Skip to content

REST Server

Production-ready FastAPI server exposing Director-AI scoring over HTTP.

Starting the Server

director-ai serve --port 8080 --workers 4
from director_ai.server import create_app

app = create_app()
# Run with: uvicorn director_ai.server:app --host 0.0.0.0 --port 8080
docker build -t director-ai . && docker run -p 8080:8080 director-ai

Endpoints

Method Path Description
POST /v1/review Score a prompt/response pair
POST /v1/verify Sentence-level multi-signal fact verification
POST /v1/process Full agent pipeline (generate + score)
POST /v1/batch Batch score multiple pairs
GET /v1/health Liveness probe (version, mode, NLI status)
GET /v1/ready Readiness probe — 503 if scorer/NLI not loaded
GET /v1/config Config introspection
GET /v1/metrics Metrics as JSON
GET /v1/metrics/prometheus Prometheus-compatible metrics
GET /v1/source Source code URL (AGPL compliance)
WS /v1/stream WebSocket streaming oversight
POST /v1/knowledge/upload Upload file → parse → chunk → embed
POST /v1/knowledge/ingest Ingest raw text → chunk → embed
GET /v1/knowledge/documents List documents per tenant
DELETE /v1/knowledge/documents/{id} Delete document and chunks
PUT /v1/knowledge/documents/{id} Re-ingest updated content
GET /v1/knowledge/search Test retrieval quality
POST /v1/knowledge/tune-embeddings Fine-tune embeddings on ingested docs
GET /v1/knowledge/documents/{id} Get single document metadata
GET /v1/tenants List tenants (scoped to caller's binding)
POST /v1/tenants/{id}/facts Add keyword fact for tenant
POST /v1/tenants/{id}/vector-facts Add vector fact for tenant
GET/DELETE /v1/sessions/{id} Get or delete a scoring session
GET /v1/stats Aggregate scoring statistics
GET /v1/stats/hourly Hourly scoring breakdown
GET /v1/dashboard Dashboard summary (stats + top tenants)
POST /v1/finetune/start Start domain fine-tuning job
GET /v1/finetune/status Check fine-tuning job status

Review Request

curl -X POST http://localhost:8080/v1/review \
  -H 'Content-Type: application/json' \
  -H 'X-API-Key: your-key' \
  -d '{
    "prompt": "What is the refund policy?",
    "response": "Refunds within 30 days.",
    "session_id": "optional-session-id"
  }'

Response

{
  "approved": true,
  "coherence": 0.85,
  "h_logical": 0.10,
  "h_factual": 0.15,
  "warning": false,
  "evidence": {
    "chunks": [
      {"text": "Refunds within 30 days of purchase.", "distance": 0.12}
    ]
  }
}

Authentication

Set api_keys in config or via DIRECTOR_API_KEYS env var (comma-separated):

DIRECTOR_API_KEYS=key1,key2 director-ai serve

Clients send X-API-Key: key1 header. Unauthenticated requests receive 401.

Rate Limiting

DIRECTOR_RATE_LIMIT_RPM=60 director-ai serve

Returns 429 when exceeded. Install pip install director-ai[server] for Redis-backed distributed rate limiting.

CORS

DIRECTOR_CORS_ORIGINS=https://example.com,https://app.example.com director-ai serve

Default is empty (no CORS). Do not use * in production.
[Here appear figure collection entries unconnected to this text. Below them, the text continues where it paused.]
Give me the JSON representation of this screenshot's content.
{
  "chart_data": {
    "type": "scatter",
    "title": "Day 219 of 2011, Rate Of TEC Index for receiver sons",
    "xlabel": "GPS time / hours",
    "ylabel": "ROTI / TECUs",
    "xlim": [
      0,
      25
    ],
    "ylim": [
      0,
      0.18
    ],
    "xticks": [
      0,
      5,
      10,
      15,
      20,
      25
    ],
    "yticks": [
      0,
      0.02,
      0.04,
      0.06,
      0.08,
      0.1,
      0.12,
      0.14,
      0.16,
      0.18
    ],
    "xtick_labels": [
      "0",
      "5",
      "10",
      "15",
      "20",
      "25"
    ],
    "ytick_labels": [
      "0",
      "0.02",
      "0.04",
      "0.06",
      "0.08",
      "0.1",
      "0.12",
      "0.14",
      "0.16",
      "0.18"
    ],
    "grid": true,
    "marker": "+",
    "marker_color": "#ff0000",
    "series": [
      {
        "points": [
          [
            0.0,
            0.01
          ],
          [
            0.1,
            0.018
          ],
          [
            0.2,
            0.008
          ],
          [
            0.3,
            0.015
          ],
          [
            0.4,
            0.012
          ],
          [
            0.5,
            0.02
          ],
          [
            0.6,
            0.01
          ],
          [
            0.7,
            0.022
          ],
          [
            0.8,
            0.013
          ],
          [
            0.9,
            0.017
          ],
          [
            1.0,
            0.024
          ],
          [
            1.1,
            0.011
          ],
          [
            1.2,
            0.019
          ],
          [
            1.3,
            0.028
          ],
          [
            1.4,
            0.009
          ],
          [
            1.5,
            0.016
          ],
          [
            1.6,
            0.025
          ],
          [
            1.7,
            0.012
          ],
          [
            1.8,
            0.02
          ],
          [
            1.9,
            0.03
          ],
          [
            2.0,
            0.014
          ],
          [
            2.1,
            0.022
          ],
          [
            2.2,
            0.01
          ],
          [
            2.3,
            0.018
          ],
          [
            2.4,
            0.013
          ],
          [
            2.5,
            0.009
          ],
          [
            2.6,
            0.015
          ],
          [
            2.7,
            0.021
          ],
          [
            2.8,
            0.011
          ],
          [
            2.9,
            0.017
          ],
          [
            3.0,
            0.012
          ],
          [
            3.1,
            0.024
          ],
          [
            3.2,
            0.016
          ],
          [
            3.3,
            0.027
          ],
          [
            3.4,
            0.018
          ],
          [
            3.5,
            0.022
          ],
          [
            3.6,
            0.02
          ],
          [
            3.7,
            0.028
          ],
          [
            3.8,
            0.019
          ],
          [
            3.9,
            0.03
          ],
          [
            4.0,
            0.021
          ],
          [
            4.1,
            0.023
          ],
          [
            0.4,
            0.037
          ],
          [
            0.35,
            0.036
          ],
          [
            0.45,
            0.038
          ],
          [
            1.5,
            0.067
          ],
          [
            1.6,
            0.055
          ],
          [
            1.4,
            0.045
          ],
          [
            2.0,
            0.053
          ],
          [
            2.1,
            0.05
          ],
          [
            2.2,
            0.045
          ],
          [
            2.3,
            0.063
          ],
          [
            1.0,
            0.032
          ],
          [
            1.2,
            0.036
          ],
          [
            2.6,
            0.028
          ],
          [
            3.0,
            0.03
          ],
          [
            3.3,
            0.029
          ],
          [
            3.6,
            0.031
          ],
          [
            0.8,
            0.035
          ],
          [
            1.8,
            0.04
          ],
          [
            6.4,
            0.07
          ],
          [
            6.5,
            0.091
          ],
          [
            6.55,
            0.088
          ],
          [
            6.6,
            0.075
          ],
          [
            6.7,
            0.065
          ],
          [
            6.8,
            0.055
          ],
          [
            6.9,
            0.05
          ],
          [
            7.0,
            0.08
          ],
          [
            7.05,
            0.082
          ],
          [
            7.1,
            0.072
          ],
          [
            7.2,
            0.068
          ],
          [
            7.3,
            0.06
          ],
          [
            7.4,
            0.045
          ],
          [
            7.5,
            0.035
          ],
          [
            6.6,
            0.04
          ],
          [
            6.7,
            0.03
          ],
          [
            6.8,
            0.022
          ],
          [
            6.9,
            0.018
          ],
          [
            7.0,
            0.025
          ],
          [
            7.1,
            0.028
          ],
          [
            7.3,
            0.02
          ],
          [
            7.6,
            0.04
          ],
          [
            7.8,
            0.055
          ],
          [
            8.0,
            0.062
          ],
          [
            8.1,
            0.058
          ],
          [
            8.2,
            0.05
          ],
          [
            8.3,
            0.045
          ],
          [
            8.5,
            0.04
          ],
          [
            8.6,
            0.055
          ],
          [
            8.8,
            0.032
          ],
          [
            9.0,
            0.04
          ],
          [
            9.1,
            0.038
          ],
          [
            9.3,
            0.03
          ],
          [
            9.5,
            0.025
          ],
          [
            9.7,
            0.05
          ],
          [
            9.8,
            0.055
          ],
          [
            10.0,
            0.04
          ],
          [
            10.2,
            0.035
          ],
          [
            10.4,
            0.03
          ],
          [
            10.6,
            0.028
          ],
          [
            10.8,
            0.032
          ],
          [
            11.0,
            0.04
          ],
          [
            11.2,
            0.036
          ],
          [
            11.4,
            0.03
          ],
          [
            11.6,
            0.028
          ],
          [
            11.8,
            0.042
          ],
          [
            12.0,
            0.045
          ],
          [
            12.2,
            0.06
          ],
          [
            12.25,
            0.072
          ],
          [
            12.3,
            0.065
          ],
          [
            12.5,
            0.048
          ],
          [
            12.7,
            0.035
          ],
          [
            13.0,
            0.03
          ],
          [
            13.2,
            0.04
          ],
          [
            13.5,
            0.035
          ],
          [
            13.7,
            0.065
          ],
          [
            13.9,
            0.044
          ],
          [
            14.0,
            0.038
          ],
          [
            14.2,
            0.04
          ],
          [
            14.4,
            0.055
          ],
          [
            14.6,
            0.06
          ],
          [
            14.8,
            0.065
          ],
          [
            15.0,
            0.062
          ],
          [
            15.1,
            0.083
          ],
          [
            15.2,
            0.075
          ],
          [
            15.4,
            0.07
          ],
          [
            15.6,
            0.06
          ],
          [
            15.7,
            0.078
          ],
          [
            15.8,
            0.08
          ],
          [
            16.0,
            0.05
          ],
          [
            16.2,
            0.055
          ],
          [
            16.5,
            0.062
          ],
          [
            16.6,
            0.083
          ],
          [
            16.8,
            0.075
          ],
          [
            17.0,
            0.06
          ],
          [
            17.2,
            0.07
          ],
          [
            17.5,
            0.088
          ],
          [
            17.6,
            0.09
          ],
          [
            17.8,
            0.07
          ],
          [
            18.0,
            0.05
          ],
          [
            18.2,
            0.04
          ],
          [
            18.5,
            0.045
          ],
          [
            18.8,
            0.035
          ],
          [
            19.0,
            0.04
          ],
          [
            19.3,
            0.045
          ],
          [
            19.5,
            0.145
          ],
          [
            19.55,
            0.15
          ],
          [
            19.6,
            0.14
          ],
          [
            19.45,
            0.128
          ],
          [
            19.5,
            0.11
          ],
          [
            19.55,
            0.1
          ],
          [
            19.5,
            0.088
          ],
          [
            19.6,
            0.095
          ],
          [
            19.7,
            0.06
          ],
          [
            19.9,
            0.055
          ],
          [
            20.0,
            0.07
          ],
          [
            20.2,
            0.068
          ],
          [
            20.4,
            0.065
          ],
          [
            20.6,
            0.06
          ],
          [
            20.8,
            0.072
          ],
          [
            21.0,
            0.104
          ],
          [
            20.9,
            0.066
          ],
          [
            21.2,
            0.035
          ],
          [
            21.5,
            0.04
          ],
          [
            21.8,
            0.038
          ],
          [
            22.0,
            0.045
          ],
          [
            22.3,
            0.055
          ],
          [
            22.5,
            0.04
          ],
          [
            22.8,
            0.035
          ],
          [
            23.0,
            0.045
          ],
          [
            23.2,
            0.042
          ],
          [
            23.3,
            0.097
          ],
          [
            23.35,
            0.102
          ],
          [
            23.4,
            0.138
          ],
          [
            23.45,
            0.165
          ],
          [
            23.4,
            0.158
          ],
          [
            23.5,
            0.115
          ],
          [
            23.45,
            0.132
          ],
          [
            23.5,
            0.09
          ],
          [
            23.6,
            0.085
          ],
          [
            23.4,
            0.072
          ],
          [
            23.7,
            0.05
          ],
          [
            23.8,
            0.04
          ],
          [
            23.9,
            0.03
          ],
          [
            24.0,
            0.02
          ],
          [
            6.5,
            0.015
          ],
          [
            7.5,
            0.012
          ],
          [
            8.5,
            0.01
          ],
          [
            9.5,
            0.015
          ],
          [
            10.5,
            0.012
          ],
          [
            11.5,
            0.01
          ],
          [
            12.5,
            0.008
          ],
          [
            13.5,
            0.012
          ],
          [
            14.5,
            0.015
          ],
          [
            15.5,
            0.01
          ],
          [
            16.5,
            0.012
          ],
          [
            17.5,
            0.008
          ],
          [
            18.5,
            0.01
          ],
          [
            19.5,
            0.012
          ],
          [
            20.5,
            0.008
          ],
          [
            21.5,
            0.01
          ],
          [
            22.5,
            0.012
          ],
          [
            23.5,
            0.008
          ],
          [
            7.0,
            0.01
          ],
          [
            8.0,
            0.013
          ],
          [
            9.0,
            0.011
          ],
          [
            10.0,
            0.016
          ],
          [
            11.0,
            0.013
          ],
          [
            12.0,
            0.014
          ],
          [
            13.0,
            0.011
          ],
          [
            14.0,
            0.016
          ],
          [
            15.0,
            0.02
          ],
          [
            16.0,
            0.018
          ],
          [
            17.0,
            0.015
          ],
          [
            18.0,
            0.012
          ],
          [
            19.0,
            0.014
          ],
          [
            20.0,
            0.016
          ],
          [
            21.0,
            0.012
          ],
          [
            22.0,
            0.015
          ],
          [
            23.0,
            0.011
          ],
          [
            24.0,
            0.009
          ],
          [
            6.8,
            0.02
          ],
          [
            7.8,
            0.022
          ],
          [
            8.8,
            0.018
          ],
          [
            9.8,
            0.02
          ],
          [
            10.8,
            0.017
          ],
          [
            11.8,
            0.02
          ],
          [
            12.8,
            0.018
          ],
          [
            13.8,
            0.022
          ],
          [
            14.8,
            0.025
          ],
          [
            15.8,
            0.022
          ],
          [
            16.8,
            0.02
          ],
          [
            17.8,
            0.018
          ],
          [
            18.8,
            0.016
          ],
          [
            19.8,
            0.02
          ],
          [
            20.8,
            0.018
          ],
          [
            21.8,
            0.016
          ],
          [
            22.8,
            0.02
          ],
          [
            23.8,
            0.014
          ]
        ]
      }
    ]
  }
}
Continuous Batching (ReviewQueue)

For high-concurrency deployments, enable server-level request accumulation:

DIRECTOR_REVIEW_QUEUE_ENABLED=1 \
DIRECTOR_REVIEW_QUEUE_MAX_BATCH=32 \
DIRECTOR_REVIEW_QUEUE_FLUSH_TIMEOUT_MS=10 \
director-ai serve

The queue collects concurrent /v1/review requests and flushes them as a single review_batch() call, reducing GPU kernel launches from 2*N to 2 per flush window (when NLI is available).

Full API

director_ai.server.create_app

create_app(config: DirectorConfig | None = None) -> FastAPI

Create and configure the FastAPI application.